As demand for gold surges, concerns about sourcing the precious metal responsibly have again been thrust into the spotlight.
Gold for August delivery rose US$9.70 to US$1,810 an ounce, up 0.67 percent for the week.
A report from Global Witness alleging one of the world’s biggest gold refiners has worked with a supplier that was at risk of having bought conflict metal originating in Sudan is the latest in a series of calls from advocacy groups urging the London Bullion Market Association (LBMA) to scrutinize producers more closely.
Gold is one of four conflict minerals that US-listed companies from Tiffany & Co to Apple Inc must trace and report on to the US Securities and Exchange Commission. The same group of minerals would be covered by binding EU due diligence rules starting from next year.
Suppliers are coming under pressure to show they have got processes and policies in place to make sure the metal has not financed conflict or been linked to corruption or human rights abuses.

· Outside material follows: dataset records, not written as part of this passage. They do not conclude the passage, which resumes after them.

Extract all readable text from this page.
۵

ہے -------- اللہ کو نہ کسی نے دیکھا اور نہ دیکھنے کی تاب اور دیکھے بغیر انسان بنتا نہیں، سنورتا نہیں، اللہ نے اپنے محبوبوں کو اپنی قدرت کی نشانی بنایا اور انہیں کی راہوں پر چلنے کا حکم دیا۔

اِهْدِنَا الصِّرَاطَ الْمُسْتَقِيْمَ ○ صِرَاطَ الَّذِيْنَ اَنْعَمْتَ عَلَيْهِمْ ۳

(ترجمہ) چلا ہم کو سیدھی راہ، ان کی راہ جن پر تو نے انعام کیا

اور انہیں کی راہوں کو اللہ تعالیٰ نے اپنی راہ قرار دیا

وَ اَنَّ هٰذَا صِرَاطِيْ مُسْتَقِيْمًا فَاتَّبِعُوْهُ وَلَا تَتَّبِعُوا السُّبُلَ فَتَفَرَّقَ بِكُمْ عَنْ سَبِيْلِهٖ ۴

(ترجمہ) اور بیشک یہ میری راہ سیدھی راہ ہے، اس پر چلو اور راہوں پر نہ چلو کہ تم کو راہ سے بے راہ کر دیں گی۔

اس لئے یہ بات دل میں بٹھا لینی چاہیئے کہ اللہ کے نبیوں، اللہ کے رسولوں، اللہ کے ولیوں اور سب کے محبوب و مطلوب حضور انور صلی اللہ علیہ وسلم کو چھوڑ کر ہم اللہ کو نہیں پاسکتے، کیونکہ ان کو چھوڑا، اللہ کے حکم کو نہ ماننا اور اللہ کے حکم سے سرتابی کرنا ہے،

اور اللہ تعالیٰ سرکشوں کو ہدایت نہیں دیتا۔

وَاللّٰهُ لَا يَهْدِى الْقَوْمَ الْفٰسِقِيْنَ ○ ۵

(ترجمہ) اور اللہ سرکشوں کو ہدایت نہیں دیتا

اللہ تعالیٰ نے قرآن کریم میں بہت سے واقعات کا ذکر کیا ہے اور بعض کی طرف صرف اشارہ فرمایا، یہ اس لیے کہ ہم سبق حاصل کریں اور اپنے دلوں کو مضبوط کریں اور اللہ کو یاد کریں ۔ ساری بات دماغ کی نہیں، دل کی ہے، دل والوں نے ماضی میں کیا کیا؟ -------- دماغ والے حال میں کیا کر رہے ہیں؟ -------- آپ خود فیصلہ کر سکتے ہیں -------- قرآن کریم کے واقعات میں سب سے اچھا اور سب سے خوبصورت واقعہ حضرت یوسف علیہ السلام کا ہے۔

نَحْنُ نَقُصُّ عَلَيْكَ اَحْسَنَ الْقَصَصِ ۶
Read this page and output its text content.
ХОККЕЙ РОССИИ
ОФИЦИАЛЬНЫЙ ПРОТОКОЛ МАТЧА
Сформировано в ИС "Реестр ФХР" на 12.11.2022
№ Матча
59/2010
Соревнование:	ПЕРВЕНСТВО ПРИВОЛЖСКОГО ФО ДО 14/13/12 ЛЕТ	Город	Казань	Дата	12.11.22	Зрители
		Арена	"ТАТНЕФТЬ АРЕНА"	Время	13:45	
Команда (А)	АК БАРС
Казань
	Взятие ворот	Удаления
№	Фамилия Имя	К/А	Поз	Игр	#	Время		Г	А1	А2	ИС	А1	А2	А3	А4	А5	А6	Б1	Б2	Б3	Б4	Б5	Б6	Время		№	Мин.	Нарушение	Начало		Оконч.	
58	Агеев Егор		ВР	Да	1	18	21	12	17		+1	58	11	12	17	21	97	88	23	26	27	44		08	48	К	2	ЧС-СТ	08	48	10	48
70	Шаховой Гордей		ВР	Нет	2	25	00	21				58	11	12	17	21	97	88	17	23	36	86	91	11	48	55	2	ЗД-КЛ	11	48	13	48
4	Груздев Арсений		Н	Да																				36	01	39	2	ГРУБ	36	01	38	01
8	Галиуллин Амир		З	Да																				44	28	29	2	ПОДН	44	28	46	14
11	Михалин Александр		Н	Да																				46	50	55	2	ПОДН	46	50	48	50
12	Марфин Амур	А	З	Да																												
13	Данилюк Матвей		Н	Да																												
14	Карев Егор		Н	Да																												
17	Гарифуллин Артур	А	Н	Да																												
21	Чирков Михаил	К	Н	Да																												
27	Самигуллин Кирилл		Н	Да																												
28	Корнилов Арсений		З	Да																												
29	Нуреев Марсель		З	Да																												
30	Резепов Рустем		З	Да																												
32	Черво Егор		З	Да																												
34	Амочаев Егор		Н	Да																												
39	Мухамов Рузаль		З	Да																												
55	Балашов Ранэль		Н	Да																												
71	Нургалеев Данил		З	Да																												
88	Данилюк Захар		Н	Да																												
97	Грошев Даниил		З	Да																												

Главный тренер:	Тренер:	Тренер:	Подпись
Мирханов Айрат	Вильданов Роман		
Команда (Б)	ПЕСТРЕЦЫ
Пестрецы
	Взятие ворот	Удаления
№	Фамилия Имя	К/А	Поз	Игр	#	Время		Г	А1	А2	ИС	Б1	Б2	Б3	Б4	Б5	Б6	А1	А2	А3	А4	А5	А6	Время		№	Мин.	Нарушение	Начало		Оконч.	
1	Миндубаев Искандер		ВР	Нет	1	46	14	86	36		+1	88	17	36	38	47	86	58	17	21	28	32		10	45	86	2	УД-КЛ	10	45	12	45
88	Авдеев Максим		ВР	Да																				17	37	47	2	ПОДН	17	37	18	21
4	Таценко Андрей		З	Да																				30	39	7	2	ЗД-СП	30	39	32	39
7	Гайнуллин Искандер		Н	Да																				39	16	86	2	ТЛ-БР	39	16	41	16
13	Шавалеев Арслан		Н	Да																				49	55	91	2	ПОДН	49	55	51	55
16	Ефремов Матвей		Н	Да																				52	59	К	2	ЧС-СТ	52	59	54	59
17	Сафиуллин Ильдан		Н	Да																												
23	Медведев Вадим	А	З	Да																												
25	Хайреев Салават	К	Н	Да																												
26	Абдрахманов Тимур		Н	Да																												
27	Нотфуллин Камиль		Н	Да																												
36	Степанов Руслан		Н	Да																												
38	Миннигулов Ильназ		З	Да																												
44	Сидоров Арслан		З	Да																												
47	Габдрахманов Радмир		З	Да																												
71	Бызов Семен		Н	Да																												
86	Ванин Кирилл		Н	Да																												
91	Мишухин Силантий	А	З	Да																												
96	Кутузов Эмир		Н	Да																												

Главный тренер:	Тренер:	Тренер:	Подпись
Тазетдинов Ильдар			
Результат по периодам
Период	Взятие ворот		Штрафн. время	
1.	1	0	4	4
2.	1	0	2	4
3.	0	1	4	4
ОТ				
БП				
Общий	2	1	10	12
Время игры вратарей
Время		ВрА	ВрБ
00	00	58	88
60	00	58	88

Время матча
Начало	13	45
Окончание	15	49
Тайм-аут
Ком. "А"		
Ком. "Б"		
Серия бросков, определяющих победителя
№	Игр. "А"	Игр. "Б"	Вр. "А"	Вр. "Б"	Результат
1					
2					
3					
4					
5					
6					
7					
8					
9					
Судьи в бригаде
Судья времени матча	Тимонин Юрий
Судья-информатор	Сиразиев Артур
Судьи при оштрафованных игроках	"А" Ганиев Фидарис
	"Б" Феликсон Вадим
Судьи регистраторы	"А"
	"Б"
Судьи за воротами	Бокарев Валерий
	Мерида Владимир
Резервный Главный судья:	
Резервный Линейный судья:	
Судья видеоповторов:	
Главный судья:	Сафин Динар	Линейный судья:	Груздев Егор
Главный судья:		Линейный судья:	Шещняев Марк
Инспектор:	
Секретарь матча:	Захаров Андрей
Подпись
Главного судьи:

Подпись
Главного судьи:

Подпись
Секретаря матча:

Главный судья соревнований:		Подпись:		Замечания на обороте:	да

In its report on Thursday, Global Witness alleged that Swiss refiner Valcambi SA bought large amounts of gold from Dubai-based Kaloti Precious Metals Group, which in turn was at risk of having purchased Sudanese conflict gold.
It said there that are gaps in the LBMA’s responsible sourcing standards that do not generally require refiners to disclose their suppliers.
Valcambi declined to immediately comment on the Global Witness report.
Kaloti said that the allegations are not true.
“Kaloti is independently audited each year against the relevant standards and at no time has any conflict material, from any jurisdiction, including Sudan, been identified in any of its supply chains,” it said. “Furthermore, Kaloti has never sent any gold material sourced from Sudan to any Swiss refinery whatsoever.”
Valcambi has also denied Global Witness’ findings and said that it conducts enhanced due diligence, the advocacy group said.
In a separate report published on Thursday, Bern-based non-governmental organization Swissaid also criticized the LBMA’s current standards, urging it to be “much more rigorous” when scrutinizing the supplies of its member refineries.
The LBMA on Friday said that its responsible sourcing program “is designed to be a holistic process that engages all stakeholders” and that the association cannot tackle the issue alone.
It said that it “also recognizes that more needs to be done.”
The association is working with a third-party service provider to this year have new recommendations on how to further improve transparency, disclosure and audit processes, Sakhila Mirza, an LBMA executive director and general counsel, said by telephone.
The association would also publish its annual report with updates on the program and future developments in the coming weeks, she said.
Valcambi last month said that it pledged to adopt a new system to increase transparency in its process for sourcing precious metals.
Based on blockchain technology, the system would require the refiner’s potential gold suppliers to upload all due diligence information, including data and documents into a database, which would then be accessible to all appropriate auditing parties.
It is not the only refiner under scrutiny.
Last week, activist group RAID asked the LBMA to suspend India-based refiner MMTC-PAMP, part of another Swiss major, MKS PAMP Group, over gold from a mine in Tanzania where there have been allegations of human rights abuses.
The refiner denied all the complaints and allegations by RAID.
The LBMA also said last month that it iss reviewing reported sourcing concerns at the Perth Mint over gold originating from Papua New Guinea.